Le forze esterne non riusciranno a ottenere un cambiamento di potere in Bielorussia, facendo leva sugli stati d'animo di protesta nel paese. Lo ha dichiarato a Minsk, il presidente della Repubblica Aleksandr Lukashenko.

“Tutti i conflitti armati degli ultimi anni hanno evidenziato una peculiarità. Parliamo della messa in atto di minacce esterne attraverso fonti interne. Che di regola si concludono con un cambiamento al vertice del potere e la distruzione degli stati. Tale scenario per noi è inattuabile.

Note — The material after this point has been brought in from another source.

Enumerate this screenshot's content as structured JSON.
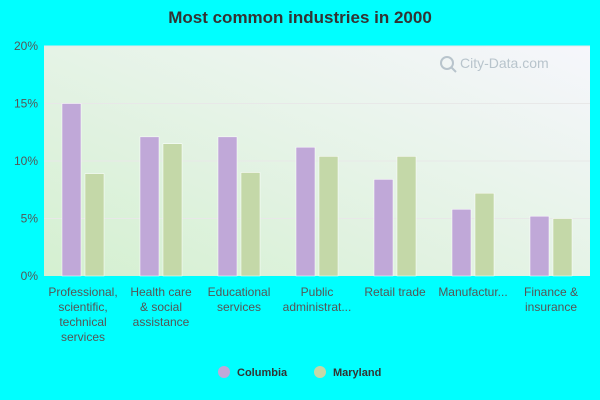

Anche se i tentativi di imporli alla Bielorussia ci sono stati”, ha affermato Lukashenko nel corso di una cerimonia con le più alte autorità militari.

Egli ha osservato che il nuovo secolo non ha portato alla liberazione dell'umanità dalle guerre: continua la scalata della tensione globale. Secondo il presidente, gli avvenimenti degli ultimi anni in particolare dimostrano che il mondo deve confrontarsi con una nuova realtà, in cui il confronto non  si interrompe per un solo minuto.

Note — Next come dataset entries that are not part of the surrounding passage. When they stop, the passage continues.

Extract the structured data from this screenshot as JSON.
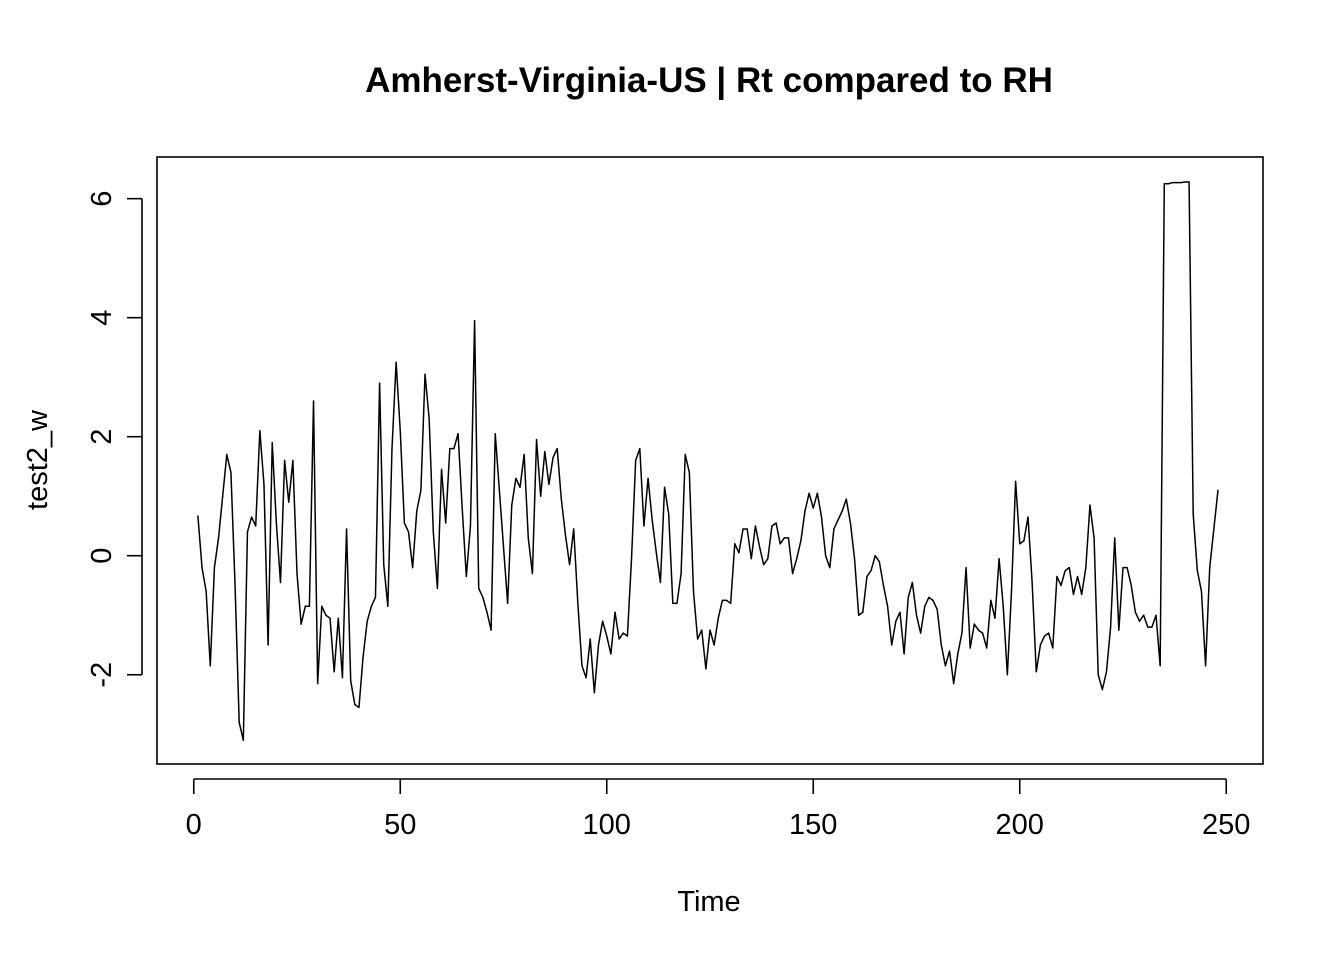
{
  "chart_data": {
    "type": "line",
    "title": "Amherst-Virginia-US | Rt compared to RH",
    "xlabel": "Time",
    "ylabel": "test2_w",
    "xlim": [
      -8.9,
      258.9
    ],
    "ylim": [
      -3.5,
      6.7
    ],
    "x_ticks": [
      0,
      50,
      100,
      150,
      200,
      250
    ],
    "y_ticks": [
      -2,
      0,
      2,
      4,
      6
    ],
    "x_tick_labels": [
      "0",
      "50",
      "100",
      "150",
      "200",
      "250"
    ],
    "y_tick_labels": [
      "-2",
      "0",
      "2",
      "4",
      "6"
    ],
    "grid": false,
    "legend": "none",
    "line_color": "#000000",
    "series": [
      {
        "x_start": 1,
        "values": [
          0.67,
          -0.2,
          -0.6,
          -1.85,
          -0.2,
          0.3,
          1.0,
          1.7,
          1.4,
          -0.5,
          -2.8,
          -3.1,
          0.4,
          0.65,
          0.5,
          2.1,
          1.2,
          -1.5,
          1.9,
          0.55,
          -0.45,
          1.6,
          0.9,
          1.6,
          -0.3,
          -1.15,
          -0.85,
          -0.85,
          2.6,
          -2.15,
          -0.85,
          -1.0,
          -1.05,
          -1.95,
          -1.05,
          -2.05,
          0.45,
          -2.1,
          -2.5,
          -2.55,
          -1.7,
          -1.1,
          -0.85,
          -0.7,
          2.9,
          -0.15,
          -0.85,
          1.8,
          3.25,
          2.1,
          0.55,
          0.4,
          -0.2,
          0.75,
          1.1,
          3.05,
          2.3,
          0.4,
          -0.55,
          1.45,
          0.55,
          1.8,
          1.8,
          2.05,
          0.8,
          -0.35,
          0.5,
          3.95,
          -0.55,
          -0.7,
          -0.95,
          -1.25,
          2.05,
          1.1,
          0.15,
          -0.8,
          0.85,
          1.3,
          1.15,
          1.7,
          0.3,
          -0.3,
          1.95,
          1.0,
          1.75,
          1.2,
          1.65,
          1.8,
          0.95,
          0.35,
          -0.15,
          0.45,
          -0.8,
          -1.85,
          -2.05,
          -1.4,
          -2.3,
          -1.5,
          -1.1,
          -1.35,
          -1.65,
          -0.95,
          -1.4,
          -1.3,
          -1.35,
          -0.05,
          1.6,
          1.8,
          0.5,
          1.3,
          0.6,
          0.05,
          -0.45,
          1.15,
          0.7,
          -0.8,
          -0.8,
          -0.3,
          1.7,
          1.4,
          -0.6,
          -1.4,
          -1.25,
          -1.9,
          -1.25,
          -1.5,
          -1.05,
          -0.75,
          -0.75,
          -0.8,
          0.2,
          0.05,
          0.45,
          0.45,
          -0.05,
          0.5,
          0.15,
          -0.15,
          -0.05,
          0.5,
          0.55,
          0.2,
          0.3,
          0.3,
          -0.3,
          -0.05,
          0.25,
          0.75,
          1.05,
          0.8,
          1.05,
          0.65,
          0.0,
          -0.2,
          0.45,
          0.6,
          0.75,
          0.95,
          0.55,
          -0.05,
          -1.0,
          -0.95,
          -0.35,
          -0.25,
          0.0,
          -0.1,
          -0.5,
          -0.85,
          -1.5,
          -1.1,
          -0.95,
          -1.65,
          -0.7,
          -0.45,
          -1.0,
          -1.3,
          -0.85,
          -0.7,
          -0.75,
          -0.9,
          -1.5,
          -1.85,
          -1.6,
          -2.15,
          -1.65,
          -1.3,
          -0.2,
          -1.55,
          -1.15,
          -1.25,
          -1.3,
          -1.55,
          -0.75,
          -1.05,
          -0.05,
          -0.85,
          -2.0,
          -0.6,
          1.25,
          0.2,
          0.25,
          0.65,
          -0.45,
          -1.95,
          -1.5,
          -1.35,
          -1.3,
          -1.55,
          -0.35,
          -0.5,
          -0.25,
          -0.2,
          -0.65,
          -0.35,
          -0.65,
          -0.2,
          0.85,
          0.3,
          -2.0,
          -2.25,
          -1.95,
          -1.2,
          0.3,
          -1.25,
          -0.2,
          -0.2,
          -0.5,
          -0.95,
          -1.1,
          -1.0,
          -1.2,
          -1.2,
          -1.0,
          -1.85,
          6.25,
          6.25,
          6.27,
          6.27,
          6.27,
          6.28,
          6.28,
          0.7,
          -0.25,
          -0.6,
          -1.85,
          -0.2,
          0.45,
          1.1
        ]
      }
    ]
  }
}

“L'uso sistematico di metodi violenti in ambiti non militari (in particolare, quelli finanziario, economico e dell'informazione) hanno cambiato la natura della guerra moderna”. Lukashenko ha sottolineato che oggi tutti gli strumenti sono utilizzati simultaneamente: I suoi (della guerra moderna) elementi, testati in precedenza in Jugoslavia, Iraq e Libia, sono ancora applicati oggi. Lo vediamo negli esempi della Siria, dell'Ucraina e di altri paesi”.

Il presidente della Bielorussia ha anche affermato che la sicurezza e la stabilità sono tra i valori più pregnanti del popolo bielorusso. “Rendendo omaggio ai soldati di tutte le generazioni, intendiamo ricordare il prezzo che ha pagato la nostra terra nella lotta per la pace e la tranquillità”.

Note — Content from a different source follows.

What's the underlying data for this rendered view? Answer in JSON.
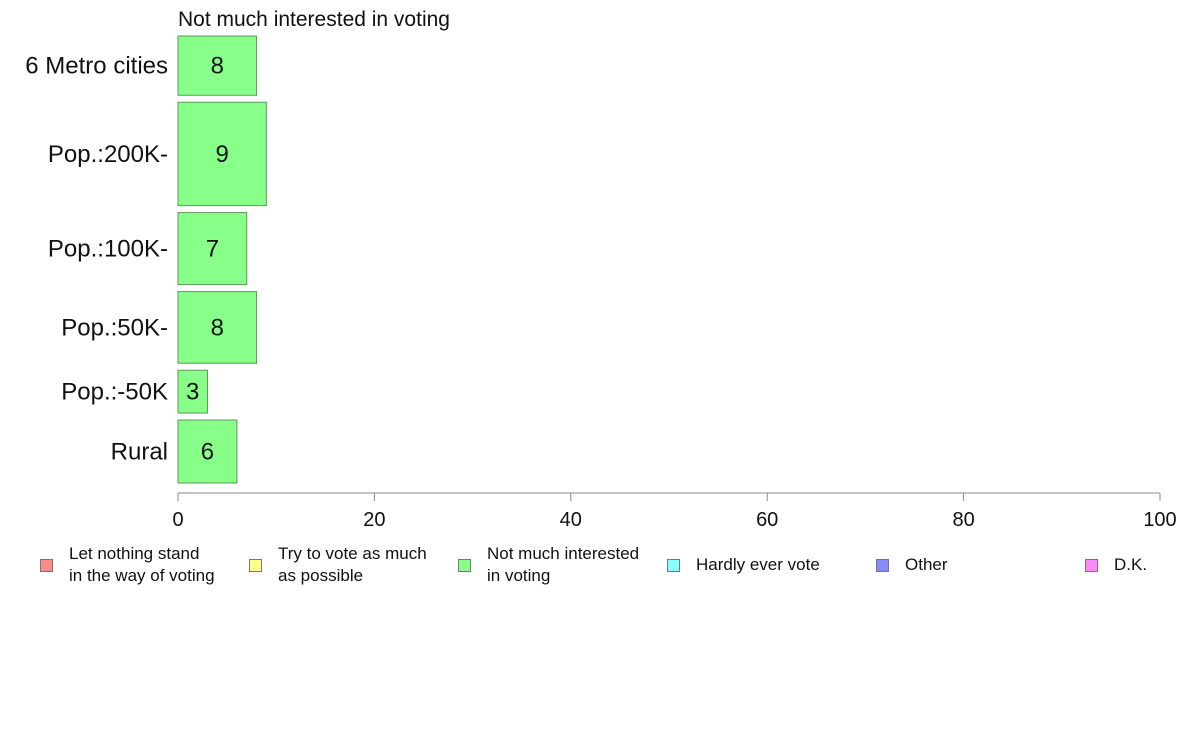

Secondo Lukashenko, la Bielorussia è pronta a difendere fino in fondo i propri interessi nazionali. E ha richiamato l'attenzione sul fatto che la nuova dottrina militare del paese, tenendo conto delle sfide attuali e delle potenziali minacce alla sicurezza, adotta un prevalente orientamento difensivo. “Vi si afferma la disponibilità a difendere i propri interessi nazionali attraverso un complesso di misure strategiche di deterrenza allo scopo di prevenire gli attacchi, e in caso di scatenamento di un'aggressione, con un deciso impiego della forza militare. Sono state prese misure atte a garantire la sicurezza militare del paese nella fase attuale, ed anche indicati i principali orientamenti dell'organizzazione dell'organizzazione militare dello Stato”

“Senza dubbio, queste misure saranno messe in pratica, e a questo contribuirà tutto ciò di cui abbiamo bisogno: il grande patriottismo del nostro popolo, la capacità delle forze armate di difendere la sovranità e l'indipendenza, il rispetto di tutta la nazione per i propri cittadini in divisa”, ha concluso il presidente della Bielorussia.